May 29, 2011

Game Design Via Random Dream

I rarely remember my dreams, but often, when I wake up slightly, my brain takes some part of a story from a dream and keeps telling it, onward and onward, and I have a hint of what I was dreaming about from that.

Apparently last night I was having a pretty interesting dream, because I woke up remembering a pretty badass premise for an adventure game, which I will share with you now.

I was in a hospital of some sort. It seemed to be a hospital for treating people with various “special” abilities. I didn’t have any of these abilities except one: anything I saw written on an official form became real. The hospital got hit with some sort of supernatural attack, and I was trying to escape because I was trapped in the hospital. However, I kept stealing forms. I’d fill my name in as a doctor on a form, and suddenly everyone would think I was one of the doctors. I’d fill in a form that diagnosed me with other supernatural powers (the one in the dream was seeing the future) and then I had them.

As I woke up, I started to flesh out this concept outside of dream logic. I’d have seen several forms that, basically, I needed to reverse or destroy because someone was using me. I would have seen a form that caused the hospital to be under attack by things like ghosts. I would have seen a death certificate of close friends and family that I would need to reverse. Finally, I’d have to, of course, figure out how to reverse the forms that got me committed to this place in the first place.

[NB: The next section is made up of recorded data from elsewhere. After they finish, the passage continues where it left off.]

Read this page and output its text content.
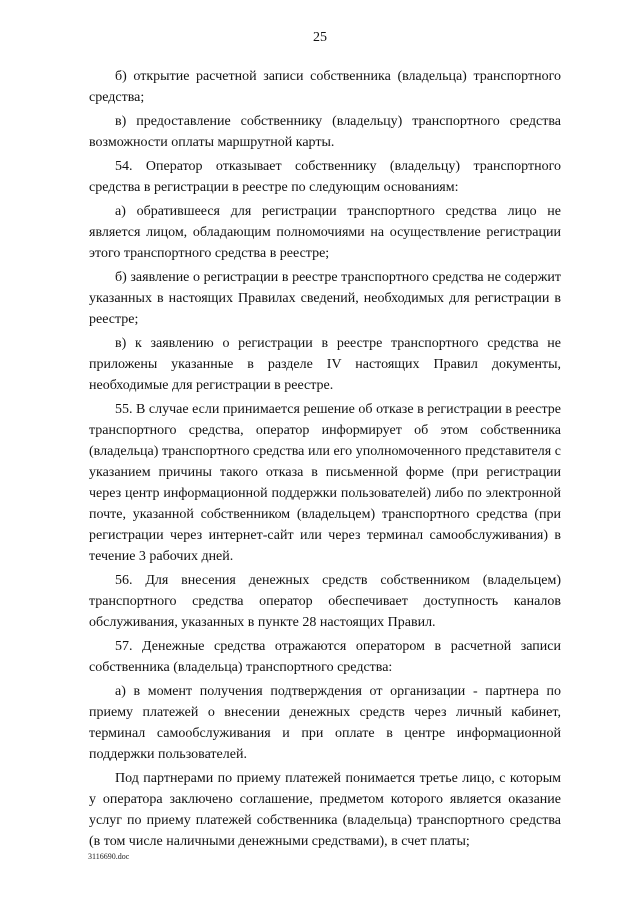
25

б) открытие расчетной записи собственника (владельца) транспортного средства;

в) предоставление собственнику (владельцу) транспортного средства возможности оплаты маршрутной карты.

54. Оператор отказывает собственнику (владельцу) транспортного средства в регистрации в реестре по следующим основаниям:

а) обратившееся для регистрации транспортного средства лицо не является лицом, обладающим полномочиями на осуществление регистрации этого транспортного средства в реестре;

б) заявление о регистрации в реестре транспортного средства не содержит указанных в настоящих Правилах сведений, необходимых для регистрации в реестре;

в) к заявлению о регистрации в реестре транспортного средства не приложены указанные в разделе IV настоящих Правил документы, необходимые для регистрации в реестре.

55. В случае если принимается решение об отказе в регистрации в реестре транспортного средства, оператор информирует об этом собственника (владельца) транспортного средства или его уполномоченного представителя с указанием причины такого отказа в письменной форме (при регистрации через центр информационной поддержки пользователей) либо по электронной почте, указанной собственником (владельцем) транспортного средства (при регистрации через интернет-сайт или через терминал самообслуживания) в течение 3 рабочих дней.

56. Для внесения денежных средств собственником (владельцем) транспортного средства оператор обеспечивает доступность каналов обслуживания, указанных в пункте 28 настоящих Правил.

57. Денежные средства отражаются оператором в расчетной записи собственника (владельца) транспортного средства:

а) в момент получения подтверждения от организации - партнера по приему платежей о внесении денежных средств через личный кабинет, терминал самообслуживания и при оплате в центре информационной поддержки пользователей.

Под партнерами по приему платежей понимается третье лицо, с которым у оператора заключено соглашение, предметом которого является оказание услуг по приему платежей собственника (владельца) транспортного средства (в том числе наличными денежными средствами), в счет платы;

3116690.doc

I think I vaguely mentioned this yesterday, but low power, high restriction magic is really cool. There’s something awesome about having to take a seemingly narrow-focused ability and use it to solve a variety of problems. I think this whole “form” mechanic really fits that, and my subconscious dream-brain really picked a perfect setting for having a lot of forms lying about to try to play around with. Of course, to be really cool, the game would have to have a lot of forms that did a lot of things that weren’t really important to solving any puzzles or progressing, which would be a potential problem. There could be a ton of different gamestates at any time, and narrowing it too much so there’s not as many gamestate possibilities kind of hurts the fun of the entire thing.

Thankfully, I don’t really have to make this game. But I thought it a neat idea my dream-brain had, so I thought I’d share.